A 45-year-old male with renal cell carcinoma secondary to von-Hippel Lindau (VHL) disease presented for radiofrequency ablation (RFA) of kidney tumors. Due to his prior history of several partial nephrectomies and limited renal reserve, RFA was chosen because of its relatively nephronsparing nature. A laser guidance device was used to help guide probe placement in an attempt to reduce procedure time and improve targeting accuracy. The device was successful at guiding needle placement, as both tumors were located with a single pass. Follow-up CT scan confirmed accurate needle placement, showing an area of coagulation necrosis covering the previously seen tumor.
KeywordsRadiofrequency ablation; Laser guidance; Renal cell carcinoma; von-Hippel Lindau disease Navigation and guidance devices for CT-guided interventions have been relatively underutilized, however, they show promise for effectively and accurately assisting needle or probe placement. Multiple systems and techniques have been developed to assist CT-guided procedures [5][6][7][8][9], varying from the complex (robotics) [1], to the simple fluid-filled disk, to approximate planned needle angulations [2].Radiofrequency ablation (RFA) is becoming broadly available in the oncology community, and is being studied for kidney tumors with some degree of success. We have performed nearly 200 kidney tumor ablations, and we often rely upon nearby landmarks for accurate needle angle selection to treat radiographically occult tumors. Laser guidance was used to assist in RFA in a kidney tumor that was difficult to visualize by CT scan without contrast. Local ablative therapies rely upon extreme accuracy for successful outcomes. The device (SimpliCT, NeoRad AS, Norway) is free standing, portable, and independent of the CT gantry. It consists of a laser source mounted on an L-shaped track, which stands on a 3-wheel lockable base (Fig. 1). Laser guidance simplified radiofrequency probe angulation implementation, and also facilitated probe repositioning for a second burn, according to a treatment plan developed with pretreatment CT. The authors have no commercial interest in the device.

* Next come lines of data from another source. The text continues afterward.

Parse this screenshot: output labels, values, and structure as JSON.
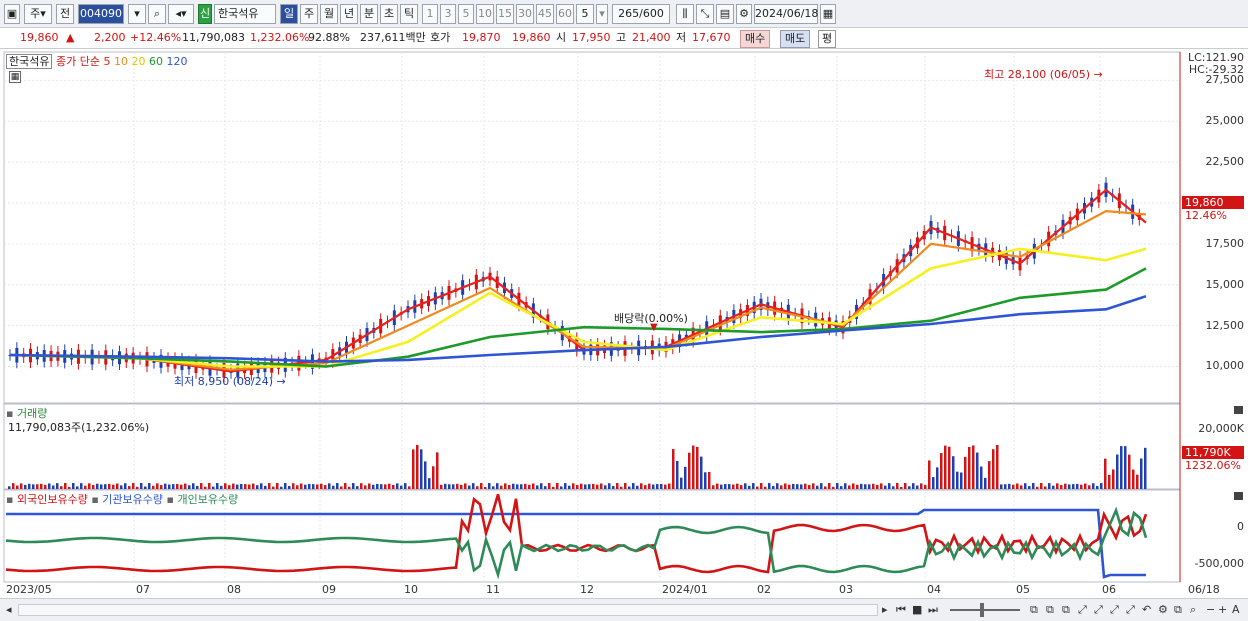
{
  "toolbar": {
    "type_label": "주",
    "prev_label": "전",
    "code": "004090",
    "sin_label": "신",
    "stock_name": "한국석유",
    "period_tabs": [
      "일",
      "주",
      "월",
      "년",
      "분",
      "초",
      "틱"
    ],
    "active_period": "일",
    "intervals": [
      "1",
      "3",
      "5",
      "10",
      "15",
      "30",
      "45",
      "60"
    ],
    "count_value": "5",
    "bars_value": "265",
    "bars_max": "/600",
    "date": "2024/06/18"
  },
  "info": {
    "price": "19,860",
    "change_arrow": "▲",
    "change": "2,200",
    "change_pct": "+12.46%",
    "volume": "11,790,083",
    "volume_pct": "1,232.06%",
    "ratio": "92.88%",
    "amount": "237,611백만",
    "hoga_label": "호가",
    "ask": "19,870",
    "bid": "19,860",
    "open_label": "시",
    "open": "17,950",
    "high_label": "고",
    "high": "21,400",
    "low_label": "저",
    "low": "17,670",
    "buy_label": "매수",
    "sell_label": "매도",
    "eval_label": "평"
  },
  "price_panel": {
    "name_tag": "한국석유",
    "legend_prefix": "종가 단순",
    "ma_labels": [
      "5",
      "10",
      "20",
      "60",
      "120"
    ],
    "lc_label": "LC:121.90",
    "hc_label": "HC:-29.32",
    "y_ticks": [
      "27,500",
      "25,000",
      "22,500",
      "20,000",
      "17,500",
      "15,000",
      "12,500",
      "10,000"
    ],
    "current_price_tag": "19,860",
    "current_pct_tag": "12.46%",
    "high_annotation": "최고 28,100 (06/05)",
    "low_annotation": "최저 8,950 (08/24)",
    "dividend_annotation": "배당락(0.00%)"
  },
  "volume_panel": {
    "title": "거래량",
    "value_label": "11,790,083주(1,232.06%)",
    "y_tick": "20,000K",
    "current_tag": "11,790K",
    "current_pct": "1232.06%"
  },
  "holding_panel": {
    "legend": [
      "외국인보유수량",
      "기관보유수량",
      "개인보유수량"
    ],
    "y_ticks": [
      "0",
      "-500,000"
    ]
  },
  "x_axis": [
    "2023/05",
    "07",
    "08",
    "09",
    "10",
    "11",
    "12",
    "2024/01",
    "02",
    "03",
    "04",
    "05",
    "06",
    "06/18"
  ],
  "colors": {
    "up": "#d21414",
    "down": "#1f3fb0",
    "ma5": "#e8211e",
    "ma10": "#f08a1c",
    "ma20": "#f5f020",
    "ma60": "#1e9a2a",
    "ma120": "#2f55d4"
  },
  "chart_data": {
    "type": "line",
    "title": "한국석유",
    "xlabel": "",
    "ylabel": "",
    "x": [
      "2023/05",
      "07",
      "08",
      "09",
      "10",
      "11",
      "12",
      "2024/01",
      "02",
      "03",
      "04",
      "05",
      "06",
      "06/18"
    ],
    "ylim": [
      8500,
      28500
    ],
    "series": [
      {
        "name": "5",
        "values": [
          10700,
          10500,
          9700,
          10400,
          13500,
          15500,
          11000,
          11200,
          13800,
          12400,
          18500,
          16300,
          20800,
          18800
        ]
      },
      {
        "name": "10",
        "values": [
          10700,
          10500,
          9800,
          10200,
          12500,
          14800,
          11200,
          11100,
          13600,
          12500,
          17500,
          16700,
          19500,
          19300
        ]
      },
      {
        "name": "20",
        "values": [
          10700,
          10500,
          10000,
          10000,
          11500,
          14500,
          11500,
          11000,
          13000,
          12600,
          16000,
          17200,
          16500,
          17200
        ]
      },
      {
        "name": "60",
        "values": [
          10700,
          10500,
          10300,
          10000,
          10600,
          11800,
          12400,
          12300,
          12100,
          12300,
          12800,
          14200,
          14700,
          16000
        ]
      },
      {
        "name": "120",
        "values": [
          10700,
          10600,
          10500,
          10300,
          10400,
          10700,
          11000,
          11200,
          11800,
          12200,
          12600,
          13200,
          13500,
          14300
        ]
      }
    ],
    "annotations": [
      "최고 28,100 (06/05)",
      "최저 8,950 (08/24)",
      "배당락(0.00%)"
    ]
  }
}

Case ReportA 45-year-old male with a history of von Hippel-Lindau disease presented for radiofrequency ablation of 2 left-sided kidney tumors. VHL is an autosomal dominant disorder, characterized by the development of both benign and malignant tumors [3]. This patient had bilateral renal cell carcinoma, and had undergone a left partial nephrectomy in 1995, and a right partial nephrectomy in 1999. During a follow-up hospitalization in 2000, he was found to have regrowth of tumor in both kidneys. Percutaneous RFA of the left-sided lesions was attempted at that time, but the procedure was aborted secondary to inadequate visualization of the tumors.